RE: Git clone all of a Github user's public repositories (download all repositories) - buran - Jul-10-2019

just to mention that given there is an API, it's better to make use of it. It would be better on so many counts...


RE: Git clone all of a Github user's public repositories (download all repositories) - Skaperen - Jul-10-2019

nice to know there is an API. they don't do much to let people know that's there.


RE: Git clone all of a Github user's public repositories (download all repositories) - rootVIII - Jul-11-2019

Yup I had no idea

I can also guarantee that it was more fun writing the code than making API calls :)

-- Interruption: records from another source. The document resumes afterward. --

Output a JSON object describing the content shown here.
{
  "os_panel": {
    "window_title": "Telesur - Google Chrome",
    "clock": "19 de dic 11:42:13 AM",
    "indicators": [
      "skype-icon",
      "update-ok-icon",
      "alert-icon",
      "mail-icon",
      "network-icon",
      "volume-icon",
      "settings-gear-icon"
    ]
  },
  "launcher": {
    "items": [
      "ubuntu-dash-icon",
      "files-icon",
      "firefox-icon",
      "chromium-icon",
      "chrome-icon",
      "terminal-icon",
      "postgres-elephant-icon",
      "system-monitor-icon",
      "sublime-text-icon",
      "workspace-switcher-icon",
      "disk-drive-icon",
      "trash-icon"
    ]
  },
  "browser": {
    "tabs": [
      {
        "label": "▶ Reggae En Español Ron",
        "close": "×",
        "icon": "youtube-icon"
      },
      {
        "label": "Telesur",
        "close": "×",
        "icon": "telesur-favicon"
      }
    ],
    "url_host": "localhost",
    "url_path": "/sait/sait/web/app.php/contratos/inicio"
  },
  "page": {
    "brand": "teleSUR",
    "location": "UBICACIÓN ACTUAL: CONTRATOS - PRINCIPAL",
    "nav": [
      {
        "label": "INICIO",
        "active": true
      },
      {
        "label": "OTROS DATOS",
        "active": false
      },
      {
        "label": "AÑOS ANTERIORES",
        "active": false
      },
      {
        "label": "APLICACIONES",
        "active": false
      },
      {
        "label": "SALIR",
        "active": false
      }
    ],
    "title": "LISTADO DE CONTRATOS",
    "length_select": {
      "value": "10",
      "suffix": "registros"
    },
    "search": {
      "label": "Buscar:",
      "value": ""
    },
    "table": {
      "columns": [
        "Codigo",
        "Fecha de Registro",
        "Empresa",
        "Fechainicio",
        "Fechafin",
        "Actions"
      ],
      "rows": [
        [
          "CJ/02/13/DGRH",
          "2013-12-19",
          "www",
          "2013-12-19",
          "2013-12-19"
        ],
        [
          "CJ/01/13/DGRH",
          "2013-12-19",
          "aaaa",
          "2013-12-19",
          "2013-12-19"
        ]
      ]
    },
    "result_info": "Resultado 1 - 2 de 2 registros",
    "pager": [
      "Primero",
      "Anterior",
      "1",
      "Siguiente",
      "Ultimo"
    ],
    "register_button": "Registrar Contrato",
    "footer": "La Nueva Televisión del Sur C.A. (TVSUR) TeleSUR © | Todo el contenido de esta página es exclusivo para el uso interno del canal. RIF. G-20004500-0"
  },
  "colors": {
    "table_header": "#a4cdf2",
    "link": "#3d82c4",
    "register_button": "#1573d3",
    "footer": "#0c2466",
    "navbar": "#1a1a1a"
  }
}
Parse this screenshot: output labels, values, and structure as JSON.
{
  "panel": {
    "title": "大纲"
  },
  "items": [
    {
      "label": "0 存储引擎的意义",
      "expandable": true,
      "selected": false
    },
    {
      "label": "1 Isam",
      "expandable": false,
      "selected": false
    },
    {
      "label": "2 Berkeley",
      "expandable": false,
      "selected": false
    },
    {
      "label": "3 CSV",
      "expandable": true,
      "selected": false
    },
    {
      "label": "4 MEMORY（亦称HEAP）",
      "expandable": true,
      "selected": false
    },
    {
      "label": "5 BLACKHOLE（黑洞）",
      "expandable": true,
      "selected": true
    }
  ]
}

RE: Git clone all of a Github user's public repositories (download all repositories) - buran - Jul-13-2019

(Jul-11-2019, 05:27 AM)rootVIII Wrote: I can also guarantee that it was more fun writing the code than making API calls :)
You can write a code that uses API calls. Or even write a python wrapper (although there are many available)


RE: Git clone all of a Github user's public repositories (download all repositories) - Skaperen - Jul-17-2019

i am now wondering why not:
        self.git_clone = "git clone https://github.com/%s/%%s" % user
instead of lines 21-22 in post #14.


RE: Git clone all of a Github user's public repositories (download all repositories) - rootVIII - Jul-20-2019

I wanted to leave that last %s for the loop/filling in the repository name. But to be honest I didn't know that format specifier existed. Pretty neat.